Saturday, July 24, 2010

Jane Jacobs as a mother

Yesterday, Leo told me that he remembered being in my belly and, in a rather startling revelation, he informed me that there is an entire city in my belly where he lived before he was born. Supposedly, it has trees and squirrels and buses and houses and "even a tower, like the CN tower or the Eiffel tower or one of those ones like that."

Obviously, I was a little surprised. having no idea that there were pigeons and stray cats roaming around inside of me. No cars, however. Leo made that very clear. No cars and no people other than a few bus drivers and him, when he lived there.

I asked him when I had built this city and he told me that it must have been a long time ago, before Aidan was born, because he was pretty sure that Aidan had lived there too, when he was in my belly. And Russell had definitely lived there after him. He was sure about that because the bus drivers told him to leave his back pack behind, when he came out to be born, because Russell was going to need that backpack. We then had a long discussion about the back pack and how, when it comes time to buy a new back pack for him to take to senior kindergarten in the fall, we will never be able to find a back pack that is as good as that blue and orange back pack that he had before he was born.
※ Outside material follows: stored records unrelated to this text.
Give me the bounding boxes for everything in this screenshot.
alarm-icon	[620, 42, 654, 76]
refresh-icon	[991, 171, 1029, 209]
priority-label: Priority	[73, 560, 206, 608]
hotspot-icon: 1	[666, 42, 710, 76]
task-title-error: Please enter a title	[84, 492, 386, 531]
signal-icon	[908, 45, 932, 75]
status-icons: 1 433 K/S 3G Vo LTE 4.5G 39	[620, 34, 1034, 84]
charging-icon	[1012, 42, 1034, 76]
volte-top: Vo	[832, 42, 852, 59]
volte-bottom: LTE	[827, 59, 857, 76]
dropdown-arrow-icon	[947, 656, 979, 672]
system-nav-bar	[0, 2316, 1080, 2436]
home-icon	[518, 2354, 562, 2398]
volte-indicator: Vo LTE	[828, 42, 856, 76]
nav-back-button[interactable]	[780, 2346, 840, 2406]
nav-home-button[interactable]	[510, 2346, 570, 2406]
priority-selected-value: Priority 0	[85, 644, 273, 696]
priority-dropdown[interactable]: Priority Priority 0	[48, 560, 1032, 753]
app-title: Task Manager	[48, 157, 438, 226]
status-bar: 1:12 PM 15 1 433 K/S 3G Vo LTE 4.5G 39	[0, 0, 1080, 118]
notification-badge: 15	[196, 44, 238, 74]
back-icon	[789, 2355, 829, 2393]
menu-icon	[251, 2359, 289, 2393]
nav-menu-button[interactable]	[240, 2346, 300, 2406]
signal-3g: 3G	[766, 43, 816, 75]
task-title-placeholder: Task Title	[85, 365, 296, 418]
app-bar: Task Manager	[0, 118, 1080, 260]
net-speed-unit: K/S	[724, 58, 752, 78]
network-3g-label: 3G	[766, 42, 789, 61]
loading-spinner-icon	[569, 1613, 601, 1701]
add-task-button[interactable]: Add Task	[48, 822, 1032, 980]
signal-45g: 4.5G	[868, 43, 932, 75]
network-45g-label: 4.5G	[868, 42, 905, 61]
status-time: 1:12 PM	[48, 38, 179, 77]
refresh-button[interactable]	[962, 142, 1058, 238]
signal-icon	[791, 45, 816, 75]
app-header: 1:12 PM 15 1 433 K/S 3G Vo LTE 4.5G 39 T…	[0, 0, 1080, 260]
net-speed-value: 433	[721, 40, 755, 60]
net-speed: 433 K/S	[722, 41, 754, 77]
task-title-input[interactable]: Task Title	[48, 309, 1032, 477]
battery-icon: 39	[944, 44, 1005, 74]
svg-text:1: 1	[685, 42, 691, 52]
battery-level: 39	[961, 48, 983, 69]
Somehow, Leo always seems to say exactly what I need him too. My life is so full of impermanence and futility these days. I don't make anything that lasts. Brownies disappear in a day. Laundry is washed and folded and worn and re washed and re folded and re worn. I unload the dishwasher only to turn around and load it again, almost immediately. I tidy up blocks and books and paper clutter, all to no avail because ten minutes later my house is twice as messy as it was when I started. At the end of the day, or the week, or the month, it's rare that I can say "Well, I accomplished this." "I changed that." All I do is keep the daily cogs turning, keep the pool chlorinated, keep the children alive.

But I have built a city somewhere inside of me. Long before I became a mom, before I resigned myself to this tidal life, I was building homes and trees and spires and back packs inside me. I hope it lasts. Not for the sake of any more babies. I'm so grateful for the babies I have but I'm done with babies. Just for my own sake. I might need it someday.

I thanked Leo for telling me about the city. I told him that I was amazed that I had been able to build it all by myself, that I couldn't really believe that I was smart enough or strong enough to build a whole city on my own, that I didn't know I was capable of building things like that.

"Yes, you can, Mom. You could build me!"

It's true. He's way more complicated than a city. I told you he always says exactly what I need to hear.